The program centered on music by Caribbean and Latin American artists whose work engages questions of memory, place, and belonging. With Raquel Acevedo Klein guiding the evening at the podium, the program unfolded with clarity and joy, each work emerging with its own logic and expressive identity.
The first piece, Christian Quiñones’s “Pasemisí, Pasemisá,” asked a string quartet to clap, snap, stomp, and vocalize their way into the piece. Those first gestures set the groove, establishing a rhythmic center before any pitched material appeared. The rhythm took shape naturally, creating a foundation the rest of the piece could grow from. The players handled that pulse with the ease of lively conversation — clear and tightly coordinated without ever feeling rigid.
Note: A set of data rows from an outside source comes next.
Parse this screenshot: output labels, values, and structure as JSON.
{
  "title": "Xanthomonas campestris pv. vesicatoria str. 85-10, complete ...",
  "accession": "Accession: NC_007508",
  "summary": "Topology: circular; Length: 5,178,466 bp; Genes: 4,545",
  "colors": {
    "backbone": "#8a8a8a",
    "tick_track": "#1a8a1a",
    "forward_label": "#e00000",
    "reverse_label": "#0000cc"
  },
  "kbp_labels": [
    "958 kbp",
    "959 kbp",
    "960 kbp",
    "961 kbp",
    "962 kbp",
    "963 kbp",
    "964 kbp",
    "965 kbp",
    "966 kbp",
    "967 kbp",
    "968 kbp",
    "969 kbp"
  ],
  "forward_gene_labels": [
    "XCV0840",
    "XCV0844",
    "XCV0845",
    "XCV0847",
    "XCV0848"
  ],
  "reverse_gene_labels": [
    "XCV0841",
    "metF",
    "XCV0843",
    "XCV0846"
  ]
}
Later in the program, Tania León’s “Toque” reframed the rhythmic focus, letting quick flashes of Cuban danzón dart through her sharply etched textures. Her phrasing traced hints of the dance tune “Almendra” in tiny rhythmic turns — brief accents and inflections that guided the music’s flow.
A softer, more inward energy settled over the hall for Nathalie Joachim’s “I’m Right Here.” Looping figures evolved in small, purposeful ways, building a hushed, longing momentum. The piece unfolded gradually, with each return of a phrase offering a small change in perspective, an unhurried step forward. Its pacing felt unforced and assured.
Juan Andrés Vergara worked with a similar sensitivity in “Fragmentos.” The wind quintet drifted into focus with the softness of something half-remembered, the music finding its center without pressure. His “fragments” carried a tranquil unity; they felt gathered rather than scattered. Both works treated subtlety as an essential part of their craft.
Negrón’s own “Arquitecta” stepped into a broader landscape. With Lido Pimienta’s voice at the center and Amanda Hernández’s poetry as foundation, the piece blended electronics, strings, and the delicate clinks of pots and pans folded into the percussion battery. The combination created a sense of home that was spacious and luminous. Negrón shaped the ensemble in gradual, carefully placed timbral shifts, allowing Pimienta’s voice to emerge with natural clarity.

Presented soon after, Hernández’s spoken “Recovecos” supplied the night’s clearest articulation of memory and belonging, accompanied by Negrón adding soft electronic color through tropical fruits wired as touch-sensitive controllers.
The program’s arc turned once more in its final works. Darian Donovan Thomas, reimagining “Volver, Volver,” thinned the ranchera song’s melody into sustained lines supported by delicate ensemble writing and ambient electronics. His violin, electronically processed and radiant, moved through evolving timbres until its unprocessed, natural tone finally appeared at the end of the piece, a gentle assertion of identity.
Lido Pimienta’s “Corazón,” arranged by Owen Pallett, carried that openness forward. Her voice held deep warmth and resolve while Pallett’s orchestration gave her room to bloom. Her presence onstage — warm and unguarded — was the performance’s focal point.

Klein’s conducting throughout the evening was expressive and welcoming. She offered clear pathways through changing textures and styles, helping each piece find its own character. Under her direction, the program’s wide stylistic range felt coherent and balanced.
What lingered after the Recovecos concert wasn’t a unified style, but a unified approach: listening as the essential creative act. These composers listened deeply — to the rhythms that shaped them, the memories they return to, and the sounds that carry a sense of place — and the performances made that attention feel immediate. The program revealed its cohesion in small, sometimes unexpected ways, each piece helping illuminate the next.